改訂新版 世界大百科事典 「RAPP」の意味・わかりやすい解説
RAPP (ラップ)
ソ連邦の文学団体。正称はロシア・プロレタリア作家協会Rossiiskaya assotsiatsiya proletarskikh pisatelei。1920年に設立されたVAPP(ワツプ)(全ロシア・プロレタリア作家協会Vserossiiskaya assotsiatsiya proletarskikh pisatelei)を前身として,25年1月に発足した。
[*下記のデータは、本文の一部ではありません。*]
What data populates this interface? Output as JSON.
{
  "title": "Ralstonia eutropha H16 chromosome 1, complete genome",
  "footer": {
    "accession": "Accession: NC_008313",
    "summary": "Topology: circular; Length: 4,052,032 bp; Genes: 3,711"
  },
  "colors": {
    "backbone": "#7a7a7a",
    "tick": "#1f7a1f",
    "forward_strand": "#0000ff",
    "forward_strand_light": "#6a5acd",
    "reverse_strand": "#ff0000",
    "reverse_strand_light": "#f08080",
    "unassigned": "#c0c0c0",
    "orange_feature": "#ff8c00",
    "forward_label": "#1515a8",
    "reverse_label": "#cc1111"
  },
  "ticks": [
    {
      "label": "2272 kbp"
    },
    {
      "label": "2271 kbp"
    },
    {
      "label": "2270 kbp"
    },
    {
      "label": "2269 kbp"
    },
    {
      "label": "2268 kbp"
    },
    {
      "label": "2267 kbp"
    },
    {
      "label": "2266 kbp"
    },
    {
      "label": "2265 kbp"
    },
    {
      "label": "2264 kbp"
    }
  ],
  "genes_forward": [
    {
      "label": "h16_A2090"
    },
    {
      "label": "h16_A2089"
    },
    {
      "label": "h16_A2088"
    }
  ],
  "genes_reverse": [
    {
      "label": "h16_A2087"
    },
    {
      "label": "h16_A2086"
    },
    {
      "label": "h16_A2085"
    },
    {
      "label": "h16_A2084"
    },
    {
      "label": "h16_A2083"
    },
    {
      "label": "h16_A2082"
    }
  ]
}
同年6月の《文芸の分野における党の政策について》の共産党中央委員会決議の後,ワルジンらの左派グループは離脱し,アベルバフL.L.Averbakh(アウエルバハとも呼ぶ)を書記長に,理論機関誌《RAPP》,隔週批評誌《文学哨所》を擁して活動した。リベジンスキー,フールマノフ,キルションVladimir Mikhailovich Kirshon(1902-38),後にファジェーエフ,エルミーロフVladimir Vladimirovich Ermilov(1904-65)らが中心メンバー。最初は〈古典に学べ〉などの穏健路線が打ち出されたが,ボロンスキーAleksandr Konstantinovich Voronskii(1884-1943)らの同伴者文学擁護派と激しい論争を繰り返すうち,政治主義的傾向が強まり,ゴーリキーやショーロホフをも含む非プロレタリア系作家に卑俗社会学的,世界観偏重の非難を浴びせ,その批評は〈RAPPの棍棒〉と恐れられた。〈生きた人間〉〈唯物弁証法的創作方法〉など,連発された創作スローガンも,実作と遊離して実りをもたらさなかった。32年4月,党中央委員会決議によって,他の文学団体とともに解散させられた。